Police Chief Cathy L. Lanier did not reply to e-mailed questions. Sheen’s publicist and tour promoter said they had no answers. And a spokeswoman for Constitution Hall said the venerable venue had nothing to do with the actor’s commute.
“This entire matter is under investigation,” D.C. police spokeswoman Gwendolyn Crump said Thursday, declining to answer questions about the escort.
Such a murky affair. Try to follow along. . . .
Although the D.C. police Web site describes how the department deals with visiting dignitaries, nothing could be found on it explaining how, say, a Hollywood celebrity running late for a stage gig can arrange a high-speed motor escort.
“From what I know right now, I have asked internal affairs to investigate,” Lanier told reporter Paul Wagner of WTTG-TV (Channel 5) outside the city’s John A. Wilson Building. “Because, from what the allegation is, it is not something that’s authorized by the Metropolitan Police Department.”
The department provides police escorts in “limited circumstances . . . based on security needs, and there are protocols to be followed,” the chief said. “We don’t do escorts for celebrities.”

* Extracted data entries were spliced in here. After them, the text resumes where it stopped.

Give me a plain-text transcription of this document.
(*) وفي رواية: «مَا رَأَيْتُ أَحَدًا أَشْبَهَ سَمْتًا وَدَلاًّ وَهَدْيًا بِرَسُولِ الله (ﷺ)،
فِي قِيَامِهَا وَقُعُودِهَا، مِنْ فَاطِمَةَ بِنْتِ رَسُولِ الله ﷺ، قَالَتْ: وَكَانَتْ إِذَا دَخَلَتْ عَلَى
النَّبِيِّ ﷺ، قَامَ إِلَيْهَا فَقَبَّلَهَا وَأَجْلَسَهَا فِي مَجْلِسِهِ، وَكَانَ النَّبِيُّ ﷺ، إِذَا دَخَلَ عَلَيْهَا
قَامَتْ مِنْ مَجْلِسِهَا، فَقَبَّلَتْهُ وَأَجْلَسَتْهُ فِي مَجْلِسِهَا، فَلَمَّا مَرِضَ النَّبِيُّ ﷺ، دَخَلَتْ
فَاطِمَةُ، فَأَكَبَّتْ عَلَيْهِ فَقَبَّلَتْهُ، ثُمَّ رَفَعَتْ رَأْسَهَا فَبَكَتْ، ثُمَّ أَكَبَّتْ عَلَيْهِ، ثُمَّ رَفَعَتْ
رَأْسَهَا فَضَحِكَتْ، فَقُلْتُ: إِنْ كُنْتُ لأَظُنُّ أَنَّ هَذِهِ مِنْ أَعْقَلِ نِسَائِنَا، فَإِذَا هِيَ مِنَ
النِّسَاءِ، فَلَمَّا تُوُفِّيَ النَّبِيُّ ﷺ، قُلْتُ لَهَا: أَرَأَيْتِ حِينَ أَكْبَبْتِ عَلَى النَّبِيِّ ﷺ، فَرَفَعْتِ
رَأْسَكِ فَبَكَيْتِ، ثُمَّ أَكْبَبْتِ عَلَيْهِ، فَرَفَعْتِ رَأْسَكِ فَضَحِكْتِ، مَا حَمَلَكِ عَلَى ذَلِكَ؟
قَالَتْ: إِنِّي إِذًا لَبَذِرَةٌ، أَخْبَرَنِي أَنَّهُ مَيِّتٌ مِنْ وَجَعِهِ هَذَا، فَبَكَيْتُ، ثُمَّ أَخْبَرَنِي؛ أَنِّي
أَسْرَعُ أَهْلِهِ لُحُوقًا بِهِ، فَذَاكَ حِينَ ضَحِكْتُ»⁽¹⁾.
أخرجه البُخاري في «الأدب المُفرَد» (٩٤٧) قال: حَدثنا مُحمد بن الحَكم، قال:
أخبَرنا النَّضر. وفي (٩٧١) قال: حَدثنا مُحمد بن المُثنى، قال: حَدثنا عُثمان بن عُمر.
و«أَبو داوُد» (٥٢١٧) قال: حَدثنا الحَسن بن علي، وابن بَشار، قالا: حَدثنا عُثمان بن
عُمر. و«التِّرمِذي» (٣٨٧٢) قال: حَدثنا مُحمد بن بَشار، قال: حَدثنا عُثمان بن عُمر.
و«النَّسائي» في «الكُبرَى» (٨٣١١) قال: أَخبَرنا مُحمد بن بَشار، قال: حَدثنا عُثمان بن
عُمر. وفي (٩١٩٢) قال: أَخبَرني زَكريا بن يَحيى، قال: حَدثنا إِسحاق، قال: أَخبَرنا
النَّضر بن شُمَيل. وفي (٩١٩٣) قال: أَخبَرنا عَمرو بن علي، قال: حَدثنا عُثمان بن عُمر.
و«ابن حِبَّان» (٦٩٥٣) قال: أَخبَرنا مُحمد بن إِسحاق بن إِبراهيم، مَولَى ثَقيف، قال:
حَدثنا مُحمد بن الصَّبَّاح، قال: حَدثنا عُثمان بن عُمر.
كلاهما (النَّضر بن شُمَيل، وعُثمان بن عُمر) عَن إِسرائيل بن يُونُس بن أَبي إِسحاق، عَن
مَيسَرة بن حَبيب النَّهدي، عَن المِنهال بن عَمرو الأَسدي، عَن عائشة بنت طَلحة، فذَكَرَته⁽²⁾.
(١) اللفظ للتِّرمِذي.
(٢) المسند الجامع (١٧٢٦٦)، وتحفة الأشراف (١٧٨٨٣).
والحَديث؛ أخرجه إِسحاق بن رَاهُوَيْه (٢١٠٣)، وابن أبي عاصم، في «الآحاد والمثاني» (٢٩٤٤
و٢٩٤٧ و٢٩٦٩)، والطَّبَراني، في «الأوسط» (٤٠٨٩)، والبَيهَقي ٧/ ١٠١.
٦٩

The department’s special events branch works on “planning, developing and executing escort and security support,” but only for “distinguished guests of the federal and municipal governments,” the site says.
The phone in the special events branch rang and rang Thursday. No one answered, and there was no voice mail. The branch is part of the police homeland security bureau, which is commanded by Assistant Chief Lamar Greene.
Greene said Thursday that he had not personally looked into the Sheen matter. “I know, of course, there’s a lot of inquiries floating around about it,” he said, adding that the department “has put together a fact sheet that will pretty much answer any- and everything you guys need to know.”